Much of the paperwork in our systems today is driven by fear of civil litigation. Local authorities place requirements on schools, insurers place requirements on employers in order to manage potential claims. Extensive lists of documents required in order to defend possible claims are often quoted to us as a reason for so much paperwork. We have to get to grips with this monster because it is getting in the way of good health and safety – because it demotivates those who need to be leading, inspiring and creating the right sort of culture. I am confident that there are some of you in the audience here today who can help us with this.
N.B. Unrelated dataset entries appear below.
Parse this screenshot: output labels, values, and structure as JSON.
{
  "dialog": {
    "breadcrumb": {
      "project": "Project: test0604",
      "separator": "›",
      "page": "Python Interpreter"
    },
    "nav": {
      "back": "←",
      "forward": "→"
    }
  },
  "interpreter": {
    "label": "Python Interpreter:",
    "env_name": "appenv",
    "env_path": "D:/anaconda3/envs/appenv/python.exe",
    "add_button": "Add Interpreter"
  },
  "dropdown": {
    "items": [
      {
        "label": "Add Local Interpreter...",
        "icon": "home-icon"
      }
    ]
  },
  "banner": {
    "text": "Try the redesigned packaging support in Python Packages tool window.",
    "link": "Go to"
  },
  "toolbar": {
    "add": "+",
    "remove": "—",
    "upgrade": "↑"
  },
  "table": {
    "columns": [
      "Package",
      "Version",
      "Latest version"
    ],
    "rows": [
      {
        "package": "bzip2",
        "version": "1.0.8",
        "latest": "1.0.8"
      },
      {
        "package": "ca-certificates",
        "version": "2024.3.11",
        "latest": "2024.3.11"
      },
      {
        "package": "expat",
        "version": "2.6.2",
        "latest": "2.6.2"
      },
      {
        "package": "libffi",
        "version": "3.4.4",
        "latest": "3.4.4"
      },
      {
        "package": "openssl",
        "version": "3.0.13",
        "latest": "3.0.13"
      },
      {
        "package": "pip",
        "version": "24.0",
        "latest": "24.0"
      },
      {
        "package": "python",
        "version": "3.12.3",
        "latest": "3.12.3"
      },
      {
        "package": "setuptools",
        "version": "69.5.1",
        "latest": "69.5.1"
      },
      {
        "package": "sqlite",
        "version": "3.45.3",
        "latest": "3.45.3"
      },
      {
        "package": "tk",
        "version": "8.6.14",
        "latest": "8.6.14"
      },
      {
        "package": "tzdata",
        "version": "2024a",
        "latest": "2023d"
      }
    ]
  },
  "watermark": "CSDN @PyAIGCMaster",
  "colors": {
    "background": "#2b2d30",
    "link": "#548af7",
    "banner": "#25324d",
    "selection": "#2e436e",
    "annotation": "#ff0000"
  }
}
Specialists are there to provide advice and support to employees and line management at every level, but responsibility for managing safety must stay integral across the business and cannot be delegated or transferred to the health and safety manager or to a consultant. Leadership must start from the top with responsibilities cascading down the line, and with everybody understanding their role.

So, my case is this, when managers learn to lead and own health and safety, when they recognise that to do so is integral to good business management and have the confidence they need to do it simply and well they will also know when and where to call upon the valuable advice of health and safety professionals – preferably specialists rather than generalists. When this happens, health and safety professionals become a valuable resource. They become facilitators and enablers. But let’s be clear that they do not – should not – manage health and safety because it takes responsibility away from where it belongs.

All of the ideas I have shared with you this evening are now part of the future agenda for HSE and the rest of GB’s health and safety system. It continues to build on that sound science base and I have brought copies of our latest science report for you to take and peruse this evening. We have recently launched our new strategy “Help GB work well” The new strategy has been developed through working with key stakeholders, representing all sectors and organisations with an interest in health and safety. The main themes of the strategy are:

Six themes

The strategy was developed during a nationwide engagement programme in January and February this year. The input and feedback overwhelmingly supported the overarching objective to help Great Britain work well.

I may be about to step down from this magnificent role that I have had for the last eight and a half years, but I will never cease to care and to feel passionately that no business can claim to be good unless it cares about the health and safety of its workforce and the impact of its operations/business on others. Doing it well is not difficult if the culture is right and the commitment is there, but it is easy to lose sight of what good really looks like. The right culture is built on valuing and motivating people and engaging them not on systems and bureaucracy. If you have not yet read Steve Hilton’s book "Being More Human" than I would strongly recommend it.

Thank you

I have stuck to what I know here today – management of health and safety - but I have no doubt at all that the thoughts I have outlined here are much more widely applicable to our world today. When we create so much complexity that no one understands the system, we cannot manage the system or the risks and no one knows who is responsible for what. It is a familiar cry that goes beyond the world of health and safety. But I hope I have shown how it is possible to make the journey back to common sense and personal responsibility – it is a journey we must all take.